The destructor of a class is a special method that is called automatically by the AVM when a class instance is deleted by garbage collection, by a DELETE OBJECT statement, or class instantiation is halted by a RETURN ERROR or UNDO, THROW. Thus, you never call a destructor directly. The destructor of a class has the same name as the class name. Unlike ordinary methods, a destructor definition is identified by the DESTRUCTOR statement. Destructors have no return type, are always PUBLIC, and cannot have any parameters. Destructors also are instance members. Note that there is no static destructor.
A class is not required to have a destructor. If a class has not defined a destructor for the class, ABL provides a default destructor for the class.

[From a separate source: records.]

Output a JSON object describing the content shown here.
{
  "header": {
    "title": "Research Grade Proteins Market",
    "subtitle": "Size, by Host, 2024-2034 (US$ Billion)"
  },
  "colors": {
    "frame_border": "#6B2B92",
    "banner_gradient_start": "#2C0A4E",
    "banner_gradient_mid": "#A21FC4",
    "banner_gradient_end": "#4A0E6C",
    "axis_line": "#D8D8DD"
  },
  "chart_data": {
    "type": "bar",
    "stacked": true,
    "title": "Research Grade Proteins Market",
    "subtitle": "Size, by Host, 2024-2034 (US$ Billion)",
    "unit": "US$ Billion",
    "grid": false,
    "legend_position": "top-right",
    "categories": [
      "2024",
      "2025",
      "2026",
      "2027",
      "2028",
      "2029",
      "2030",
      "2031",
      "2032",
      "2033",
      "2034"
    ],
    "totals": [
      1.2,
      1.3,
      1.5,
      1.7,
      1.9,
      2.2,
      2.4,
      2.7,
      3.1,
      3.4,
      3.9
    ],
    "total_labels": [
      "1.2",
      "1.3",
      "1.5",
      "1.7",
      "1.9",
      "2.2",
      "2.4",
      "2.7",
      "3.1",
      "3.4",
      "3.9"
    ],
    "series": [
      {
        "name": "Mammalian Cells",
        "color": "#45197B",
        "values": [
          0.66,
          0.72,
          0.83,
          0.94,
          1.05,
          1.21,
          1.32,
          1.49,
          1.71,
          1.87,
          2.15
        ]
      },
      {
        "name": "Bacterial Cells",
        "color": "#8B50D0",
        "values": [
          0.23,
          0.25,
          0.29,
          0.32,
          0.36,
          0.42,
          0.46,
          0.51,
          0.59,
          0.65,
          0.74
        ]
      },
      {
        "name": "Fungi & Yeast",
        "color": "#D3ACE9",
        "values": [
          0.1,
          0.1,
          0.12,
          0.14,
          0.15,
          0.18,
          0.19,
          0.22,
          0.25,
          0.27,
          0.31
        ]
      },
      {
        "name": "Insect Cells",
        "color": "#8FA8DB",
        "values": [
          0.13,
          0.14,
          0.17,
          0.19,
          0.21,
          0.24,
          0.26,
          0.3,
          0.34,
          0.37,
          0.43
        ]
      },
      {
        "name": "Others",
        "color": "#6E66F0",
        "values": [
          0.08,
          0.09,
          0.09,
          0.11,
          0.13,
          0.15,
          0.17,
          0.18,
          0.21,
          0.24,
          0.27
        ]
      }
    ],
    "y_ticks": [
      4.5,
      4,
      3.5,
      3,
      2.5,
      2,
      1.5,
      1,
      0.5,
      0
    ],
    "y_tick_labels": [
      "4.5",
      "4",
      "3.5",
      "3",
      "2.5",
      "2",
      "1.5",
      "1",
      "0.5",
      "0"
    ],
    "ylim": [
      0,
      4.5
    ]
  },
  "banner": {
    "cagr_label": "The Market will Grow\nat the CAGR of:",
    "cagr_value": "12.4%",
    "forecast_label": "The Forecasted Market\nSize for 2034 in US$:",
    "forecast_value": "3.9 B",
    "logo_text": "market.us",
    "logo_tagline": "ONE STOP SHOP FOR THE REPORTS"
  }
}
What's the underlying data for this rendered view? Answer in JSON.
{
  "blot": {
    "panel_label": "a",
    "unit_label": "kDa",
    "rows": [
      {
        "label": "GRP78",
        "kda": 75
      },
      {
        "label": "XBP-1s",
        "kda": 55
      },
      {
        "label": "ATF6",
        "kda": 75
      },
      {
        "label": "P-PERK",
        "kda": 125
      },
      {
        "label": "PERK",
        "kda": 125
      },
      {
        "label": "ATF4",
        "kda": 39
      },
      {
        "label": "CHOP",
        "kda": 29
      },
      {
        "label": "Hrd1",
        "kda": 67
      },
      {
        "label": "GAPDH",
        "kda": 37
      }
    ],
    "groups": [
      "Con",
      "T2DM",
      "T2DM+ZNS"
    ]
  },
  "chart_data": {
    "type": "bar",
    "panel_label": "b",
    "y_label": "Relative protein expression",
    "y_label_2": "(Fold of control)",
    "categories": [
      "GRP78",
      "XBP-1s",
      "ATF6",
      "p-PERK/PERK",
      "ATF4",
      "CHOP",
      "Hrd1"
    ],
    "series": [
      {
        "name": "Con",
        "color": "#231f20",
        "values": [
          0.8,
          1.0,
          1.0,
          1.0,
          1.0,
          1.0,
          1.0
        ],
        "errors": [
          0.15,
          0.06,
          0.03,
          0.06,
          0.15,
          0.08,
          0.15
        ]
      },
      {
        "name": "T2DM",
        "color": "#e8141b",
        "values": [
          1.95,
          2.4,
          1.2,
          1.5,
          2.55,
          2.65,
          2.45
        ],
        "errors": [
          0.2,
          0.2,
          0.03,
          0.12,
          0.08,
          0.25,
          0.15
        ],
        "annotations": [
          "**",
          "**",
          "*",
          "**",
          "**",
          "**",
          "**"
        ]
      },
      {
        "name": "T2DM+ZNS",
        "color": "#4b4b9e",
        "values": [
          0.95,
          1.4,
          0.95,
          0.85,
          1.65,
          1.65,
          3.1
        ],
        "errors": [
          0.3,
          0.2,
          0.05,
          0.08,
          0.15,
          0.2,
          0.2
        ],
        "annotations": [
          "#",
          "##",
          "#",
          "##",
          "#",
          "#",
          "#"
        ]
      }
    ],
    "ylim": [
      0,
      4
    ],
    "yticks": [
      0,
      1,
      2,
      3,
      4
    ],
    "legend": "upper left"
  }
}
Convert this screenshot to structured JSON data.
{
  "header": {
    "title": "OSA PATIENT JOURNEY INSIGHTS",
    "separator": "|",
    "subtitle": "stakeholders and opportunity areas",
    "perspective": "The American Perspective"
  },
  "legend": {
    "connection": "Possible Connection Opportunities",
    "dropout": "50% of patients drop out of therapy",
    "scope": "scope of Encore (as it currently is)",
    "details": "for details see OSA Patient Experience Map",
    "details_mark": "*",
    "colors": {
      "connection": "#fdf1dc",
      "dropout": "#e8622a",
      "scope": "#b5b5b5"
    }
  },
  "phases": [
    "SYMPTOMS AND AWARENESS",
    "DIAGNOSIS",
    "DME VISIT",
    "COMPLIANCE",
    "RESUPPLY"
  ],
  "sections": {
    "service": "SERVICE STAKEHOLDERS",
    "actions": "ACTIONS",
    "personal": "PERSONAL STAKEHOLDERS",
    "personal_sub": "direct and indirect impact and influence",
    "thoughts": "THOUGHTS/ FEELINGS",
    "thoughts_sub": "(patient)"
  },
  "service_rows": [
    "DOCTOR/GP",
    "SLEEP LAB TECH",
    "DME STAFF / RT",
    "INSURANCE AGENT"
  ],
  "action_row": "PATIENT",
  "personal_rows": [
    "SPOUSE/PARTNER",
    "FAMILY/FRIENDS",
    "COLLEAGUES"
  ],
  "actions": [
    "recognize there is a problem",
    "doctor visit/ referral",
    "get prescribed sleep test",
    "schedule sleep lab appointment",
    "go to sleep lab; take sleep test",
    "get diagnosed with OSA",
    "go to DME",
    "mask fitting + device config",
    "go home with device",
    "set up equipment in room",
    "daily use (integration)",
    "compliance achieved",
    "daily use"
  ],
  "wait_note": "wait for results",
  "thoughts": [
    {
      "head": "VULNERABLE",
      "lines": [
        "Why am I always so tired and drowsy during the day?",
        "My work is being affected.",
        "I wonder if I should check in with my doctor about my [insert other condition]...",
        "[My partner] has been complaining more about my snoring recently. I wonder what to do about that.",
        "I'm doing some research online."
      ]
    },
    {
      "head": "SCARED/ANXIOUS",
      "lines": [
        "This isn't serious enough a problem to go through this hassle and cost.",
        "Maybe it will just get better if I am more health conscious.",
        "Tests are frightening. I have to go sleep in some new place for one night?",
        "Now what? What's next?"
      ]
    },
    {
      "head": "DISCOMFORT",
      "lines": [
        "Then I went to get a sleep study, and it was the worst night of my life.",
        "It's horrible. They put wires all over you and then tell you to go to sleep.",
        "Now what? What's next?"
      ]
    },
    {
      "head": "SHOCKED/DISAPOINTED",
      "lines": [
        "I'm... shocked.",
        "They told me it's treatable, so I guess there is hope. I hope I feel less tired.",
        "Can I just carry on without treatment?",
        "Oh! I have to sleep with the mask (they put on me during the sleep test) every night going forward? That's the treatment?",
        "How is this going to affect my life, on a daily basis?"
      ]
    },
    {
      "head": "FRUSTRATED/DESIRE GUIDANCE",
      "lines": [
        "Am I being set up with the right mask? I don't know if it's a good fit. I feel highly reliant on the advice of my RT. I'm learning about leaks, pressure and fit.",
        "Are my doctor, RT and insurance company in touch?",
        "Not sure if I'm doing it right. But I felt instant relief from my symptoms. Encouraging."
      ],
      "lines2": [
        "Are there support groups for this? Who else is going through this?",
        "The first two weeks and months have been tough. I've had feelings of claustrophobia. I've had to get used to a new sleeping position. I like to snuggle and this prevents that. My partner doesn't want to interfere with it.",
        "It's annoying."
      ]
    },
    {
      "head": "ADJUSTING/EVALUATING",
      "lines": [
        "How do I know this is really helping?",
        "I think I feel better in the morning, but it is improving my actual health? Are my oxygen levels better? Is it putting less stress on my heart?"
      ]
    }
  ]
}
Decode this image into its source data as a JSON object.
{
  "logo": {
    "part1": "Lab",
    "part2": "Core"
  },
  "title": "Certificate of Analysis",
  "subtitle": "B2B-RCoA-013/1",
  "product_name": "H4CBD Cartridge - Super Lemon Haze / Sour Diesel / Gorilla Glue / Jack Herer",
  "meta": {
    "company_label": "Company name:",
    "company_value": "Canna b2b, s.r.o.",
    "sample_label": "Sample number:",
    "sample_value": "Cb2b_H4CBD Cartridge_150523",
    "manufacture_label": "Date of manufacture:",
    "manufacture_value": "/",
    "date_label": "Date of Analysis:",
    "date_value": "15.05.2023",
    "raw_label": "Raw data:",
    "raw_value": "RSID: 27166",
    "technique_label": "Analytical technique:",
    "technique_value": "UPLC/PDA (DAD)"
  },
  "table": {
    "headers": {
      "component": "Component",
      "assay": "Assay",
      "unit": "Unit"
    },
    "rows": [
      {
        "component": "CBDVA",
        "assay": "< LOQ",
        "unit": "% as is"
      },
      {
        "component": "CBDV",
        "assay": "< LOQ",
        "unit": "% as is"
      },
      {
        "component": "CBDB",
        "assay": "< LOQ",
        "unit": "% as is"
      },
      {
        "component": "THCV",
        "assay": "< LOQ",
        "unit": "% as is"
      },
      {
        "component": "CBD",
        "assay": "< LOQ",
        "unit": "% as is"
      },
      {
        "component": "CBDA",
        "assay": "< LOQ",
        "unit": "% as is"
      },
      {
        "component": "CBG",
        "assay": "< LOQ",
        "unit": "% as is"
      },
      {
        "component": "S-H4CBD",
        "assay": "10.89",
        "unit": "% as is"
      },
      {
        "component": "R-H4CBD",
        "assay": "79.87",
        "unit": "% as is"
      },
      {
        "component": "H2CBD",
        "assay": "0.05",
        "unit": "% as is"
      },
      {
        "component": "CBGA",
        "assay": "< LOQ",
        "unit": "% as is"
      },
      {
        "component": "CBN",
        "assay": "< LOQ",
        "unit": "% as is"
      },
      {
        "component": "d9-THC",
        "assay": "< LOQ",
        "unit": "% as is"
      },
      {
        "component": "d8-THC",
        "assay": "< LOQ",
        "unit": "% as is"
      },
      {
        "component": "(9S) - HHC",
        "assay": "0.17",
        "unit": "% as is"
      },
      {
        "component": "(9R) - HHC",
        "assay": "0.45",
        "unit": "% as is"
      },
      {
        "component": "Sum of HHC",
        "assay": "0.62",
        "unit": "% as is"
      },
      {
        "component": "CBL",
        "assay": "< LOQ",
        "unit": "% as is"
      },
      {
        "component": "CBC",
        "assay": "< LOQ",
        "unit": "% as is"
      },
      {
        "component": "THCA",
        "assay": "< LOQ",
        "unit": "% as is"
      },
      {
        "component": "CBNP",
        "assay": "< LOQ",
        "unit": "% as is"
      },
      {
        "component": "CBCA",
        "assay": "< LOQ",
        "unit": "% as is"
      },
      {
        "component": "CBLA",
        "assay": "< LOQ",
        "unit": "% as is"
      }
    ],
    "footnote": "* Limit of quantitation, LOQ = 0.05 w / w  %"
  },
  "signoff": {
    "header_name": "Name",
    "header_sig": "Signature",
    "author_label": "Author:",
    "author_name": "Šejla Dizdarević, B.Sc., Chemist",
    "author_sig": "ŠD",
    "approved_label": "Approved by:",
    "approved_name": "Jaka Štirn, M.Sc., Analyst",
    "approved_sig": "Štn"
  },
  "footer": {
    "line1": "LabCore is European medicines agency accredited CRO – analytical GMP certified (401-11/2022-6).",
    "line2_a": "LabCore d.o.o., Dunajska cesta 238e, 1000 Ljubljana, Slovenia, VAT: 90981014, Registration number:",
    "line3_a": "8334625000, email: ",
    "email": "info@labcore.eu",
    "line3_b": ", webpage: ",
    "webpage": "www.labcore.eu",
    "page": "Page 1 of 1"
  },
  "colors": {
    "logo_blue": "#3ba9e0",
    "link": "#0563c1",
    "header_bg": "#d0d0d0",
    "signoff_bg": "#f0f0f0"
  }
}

For each class instance that you delete, its destructor is responsible for deleting any resources allocated during the execution of that class instance. Deleting the class instance automatically deletes all dynamic handle-based objects that are created in any default unnamed widget pool that is specified for the class. (For more information, see Using widget pools.) Otherwise, you can code the destructor to explicitly delete resources that have otherwise been created by the class instance.
The DELETE OBJECT statement can already be used to delete dynamic visual and data objects as well as persistent procedure instances. What is different about classes with a destructor is that a class is given an opportunity to do necessary cleanup work when it is deleted. The value of the destructor is that it is executed automatically when the class instance is terminated using the DELETE OBJECT statement or as a result of garbage collection.
At run time, the AVM frees all allocated memory associated with the object reference when it executes the DELETE OBJECT statement. Before doing this, the AVM invokes the destructor for each class in the object’s class hierarchy, if one has been defined.
When the client session is shut down, the AVM deletes all remaining class instances, invokes the destructor for each class in the object’s class hierarchy, and frees all resources associated with them. In addition, the AVM automatically deletes any ABL-related resources, such as persistent procedure, visual objects, and data objects.
If a destructor fails to clean up the resources that were allocated for the object, there is no mechanism for it to inform the caller (for example, a DELETE OBJECT statement) that it failed. Also, you can use a a RETURN ERROR or an UNDO, THROW in a destructor, but it is illegal to return an ERROR condition from the destructor to the caller.